The government also named the head of NCF as James Babbage, a GCHQ intelligence officer for nearly 30 years.

Babbage, who took a degree in history and went on to complete a master’s in computing, has spent most of his career at the signals intelligence agency, with interludes at the Ministry of Defence and as a liaison officer in the US.

The NCF disclosed that it had carried out hacking operations to counter terrorist radicalisation, reduce the threat of interference in elections and disrupt attempts to evade UK government sanctions, in addition to supporting military objectives.

One of the NCF’s most important strategies is to use techniques that have the potential to sow distrust, decrease morale and weaken the ability of adversaries to plan and conduct their activities effectively, a report published yesterday revealed.

Known as the “doctrine of cognitive effect”, objectives can include preventing terrorist groups from publishing pieces of extremist media online or making it harder for states to spread disinformation.

The aim is to undermine an adversary’s confidence in the data they are using, undermine the ability of information systems to function effectively or disrupt communications through hacking or equipment interference.

Operations could include covertly gathering data on hostile actors to demonstrate that their activities are “known and understood”, or covertly contacting individuals who pose a threat to the UK and influencing their actions. Other operations covertly expose information to highlight, for example, that a state actor is responsible for a disinformation campaign.

The NCF’s work is focused on “priority targets with high tailored and calibrated actions designed to achieve specific outcomes”.

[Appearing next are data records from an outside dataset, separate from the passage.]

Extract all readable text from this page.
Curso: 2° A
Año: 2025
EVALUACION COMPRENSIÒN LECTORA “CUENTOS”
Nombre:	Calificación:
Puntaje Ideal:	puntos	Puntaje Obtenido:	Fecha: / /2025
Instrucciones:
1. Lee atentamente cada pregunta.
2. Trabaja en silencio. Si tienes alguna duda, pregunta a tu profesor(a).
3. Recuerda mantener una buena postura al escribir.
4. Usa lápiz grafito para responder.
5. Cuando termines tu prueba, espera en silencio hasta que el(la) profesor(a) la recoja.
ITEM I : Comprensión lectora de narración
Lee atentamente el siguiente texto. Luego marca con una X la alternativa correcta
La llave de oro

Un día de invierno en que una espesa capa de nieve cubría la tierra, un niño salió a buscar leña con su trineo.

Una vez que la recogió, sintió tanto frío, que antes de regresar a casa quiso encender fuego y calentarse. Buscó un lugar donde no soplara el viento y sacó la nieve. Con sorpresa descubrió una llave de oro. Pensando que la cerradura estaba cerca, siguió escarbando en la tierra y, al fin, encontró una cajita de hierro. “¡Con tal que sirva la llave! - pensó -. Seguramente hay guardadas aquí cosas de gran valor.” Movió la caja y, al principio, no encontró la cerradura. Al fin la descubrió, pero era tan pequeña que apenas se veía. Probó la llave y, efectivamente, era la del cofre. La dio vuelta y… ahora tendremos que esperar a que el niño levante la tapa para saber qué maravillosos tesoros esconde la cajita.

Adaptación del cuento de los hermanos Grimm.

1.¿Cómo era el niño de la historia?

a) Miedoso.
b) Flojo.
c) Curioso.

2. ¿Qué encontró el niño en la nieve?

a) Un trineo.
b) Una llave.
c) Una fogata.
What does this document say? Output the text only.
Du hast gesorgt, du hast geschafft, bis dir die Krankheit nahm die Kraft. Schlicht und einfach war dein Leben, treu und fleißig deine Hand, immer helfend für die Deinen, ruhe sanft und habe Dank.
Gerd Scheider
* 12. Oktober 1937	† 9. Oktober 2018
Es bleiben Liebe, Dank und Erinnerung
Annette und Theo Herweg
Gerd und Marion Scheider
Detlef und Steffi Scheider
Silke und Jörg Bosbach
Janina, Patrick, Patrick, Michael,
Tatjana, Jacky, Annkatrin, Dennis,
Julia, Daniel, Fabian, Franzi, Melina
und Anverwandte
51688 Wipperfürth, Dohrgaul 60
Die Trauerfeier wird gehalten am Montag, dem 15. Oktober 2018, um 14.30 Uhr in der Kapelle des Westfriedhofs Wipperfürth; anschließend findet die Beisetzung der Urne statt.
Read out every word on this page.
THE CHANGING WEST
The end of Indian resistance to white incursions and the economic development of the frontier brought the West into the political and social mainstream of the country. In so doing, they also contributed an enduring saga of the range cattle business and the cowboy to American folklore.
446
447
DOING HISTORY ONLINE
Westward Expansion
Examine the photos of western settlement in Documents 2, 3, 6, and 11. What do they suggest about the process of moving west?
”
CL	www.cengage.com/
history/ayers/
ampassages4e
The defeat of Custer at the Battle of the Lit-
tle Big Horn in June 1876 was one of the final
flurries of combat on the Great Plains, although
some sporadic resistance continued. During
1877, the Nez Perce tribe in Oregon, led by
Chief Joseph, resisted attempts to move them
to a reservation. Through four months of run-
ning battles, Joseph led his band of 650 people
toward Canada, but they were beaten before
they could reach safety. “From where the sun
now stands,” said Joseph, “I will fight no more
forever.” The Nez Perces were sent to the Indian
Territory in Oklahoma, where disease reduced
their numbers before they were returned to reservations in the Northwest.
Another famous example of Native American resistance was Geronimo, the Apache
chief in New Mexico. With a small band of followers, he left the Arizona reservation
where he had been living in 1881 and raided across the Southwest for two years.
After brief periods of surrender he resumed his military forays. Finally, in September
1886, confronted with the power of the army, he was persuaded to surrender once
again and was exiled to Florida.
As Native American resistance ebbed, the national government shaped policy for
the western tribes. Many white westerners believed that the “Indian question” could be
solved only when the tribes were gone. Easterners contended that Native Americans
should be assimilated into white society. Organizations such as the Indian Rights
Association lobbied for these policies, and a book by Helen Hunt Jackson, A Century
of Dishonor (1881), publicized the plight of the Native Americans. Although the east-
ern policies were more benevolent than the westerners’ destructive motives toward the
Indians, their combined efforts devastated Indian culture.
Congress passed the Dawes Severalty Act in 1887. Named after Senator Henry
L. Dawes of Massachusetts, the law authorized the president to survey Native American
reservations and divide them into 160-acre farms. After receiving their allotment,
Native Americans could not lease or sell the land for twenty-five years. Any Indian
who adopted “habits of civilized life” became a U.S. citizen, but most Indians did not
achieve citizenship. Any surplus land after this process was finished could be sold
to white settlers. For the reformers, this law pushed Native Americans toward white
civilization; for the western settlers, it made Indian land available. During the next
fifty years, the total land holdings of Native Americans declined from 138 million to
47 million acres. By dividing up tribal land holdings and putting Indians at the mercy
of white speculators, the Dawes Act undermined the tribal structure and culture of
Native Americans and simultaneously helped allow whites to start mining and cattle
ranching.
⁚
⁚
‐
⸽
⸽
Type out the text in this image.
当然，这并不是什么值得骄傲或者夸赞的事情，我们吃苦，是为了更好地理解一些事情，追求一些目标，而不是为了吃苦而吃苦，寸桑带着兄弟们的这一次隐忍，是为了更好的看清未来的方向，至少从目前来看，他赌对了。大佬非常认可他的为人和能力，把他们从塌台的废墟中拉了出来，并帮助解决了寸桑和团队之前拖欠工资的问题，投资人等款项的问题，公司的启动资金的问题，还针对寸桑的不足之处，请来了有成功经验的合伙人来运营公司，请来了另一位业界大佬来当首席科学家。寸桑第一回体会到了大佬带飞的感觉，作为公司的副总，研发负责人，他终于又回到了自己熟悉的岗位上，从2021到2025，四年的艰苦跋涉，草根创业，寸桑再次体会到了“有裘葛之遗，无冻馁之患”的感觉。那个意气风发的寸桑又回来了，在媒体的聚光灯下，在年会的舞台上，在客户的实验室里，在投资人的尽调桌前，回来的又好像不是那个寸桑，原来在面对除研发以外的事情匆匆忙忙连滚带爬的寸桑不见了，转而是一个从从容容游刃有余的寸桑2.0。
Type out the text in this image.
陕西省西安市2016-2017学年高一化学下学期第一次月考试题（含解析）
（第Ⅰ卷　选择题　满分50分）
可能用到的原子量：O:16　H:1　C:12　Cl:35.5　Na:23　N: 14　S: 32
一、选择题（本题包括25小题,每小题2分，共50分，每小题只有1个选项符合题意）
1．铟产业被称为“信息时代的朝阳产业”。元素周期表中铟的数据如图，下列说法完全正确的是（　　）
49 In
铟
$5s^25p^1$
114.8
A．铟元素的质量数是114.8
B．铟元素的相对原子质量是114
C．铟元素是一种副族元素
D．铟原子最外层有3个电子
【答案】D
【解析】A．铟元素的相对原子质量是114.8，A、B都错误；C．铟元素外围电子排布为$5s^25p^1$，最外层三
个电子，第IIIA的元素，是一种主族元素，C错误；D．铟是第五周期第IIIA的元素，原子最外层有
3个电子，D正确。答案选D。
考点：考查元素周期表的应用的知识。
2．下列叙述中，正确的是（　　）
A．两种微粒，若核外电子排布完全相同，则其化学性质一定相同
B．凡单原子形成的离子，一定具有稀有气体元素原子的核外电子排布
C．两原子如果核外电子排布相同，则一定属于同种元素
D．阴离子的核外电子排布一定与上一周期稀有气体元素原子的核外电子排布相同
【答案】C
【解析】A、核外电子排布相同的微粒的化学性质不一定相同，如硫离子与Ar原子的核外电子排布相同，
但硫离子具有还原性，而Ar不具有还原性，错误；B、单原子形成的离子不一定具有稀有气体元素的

Operations can be carried out by the NCF acting alone, or as part of wider campaigns with other intelligence agencies and partner countries.

The report, Responsible cyber power in practice, did not give details of specific operations, but noted that countries – including Russia – routinely carry out cyber operations to spread disinformation, undermine democratic processes and disrupt critical infrastructure.

The NCF also identified ransomware, the distribution of terrorist propaganda on the internet, and the rise of cyber criminals carrying out politically motivated cyber attacks following the conflict between Russia as Ukraine, as threats.

Set up as a joint operation between staff of the Ministry of Defence, GCHQ, the Secret Intelligence Service (MI6), and the Defence Science and Technology Laboratory (DSTL) at Porton Down, the NCF operates under a single command.


Known internally as GCHQ II, the NCF is setting up a permanent headquarters at Samlesbury in Lancashire, which is expected to bring £5bn of investment into an area struggling with lower-than-average wages and a shortage of highly skilled jobs. It will eventually employ 3,000 staff.

James Babbage has led the NCF since it was created in 2020, and has been responsible for growing the organisation and building relationships and links with its partner agencies and other organisations, including businesses and universities.

He is one of only four senior heads of intelligence to be publicly named, alongside GCHQ director Jeremy Flemming, MI5 director Ken McCallum and MI6 chief Richard Moore.

In one of the few cyber operations to have been made public, GCHQ worked with US Cyber Command in major operations against the Islamic State (IS) during the war in Afghanistan, as part of Operation Global Symphony. Cyber specialists jammed the ability of IS commanders to communicate, fed them false instructions over the internet and took down servers hosting IS propaganda.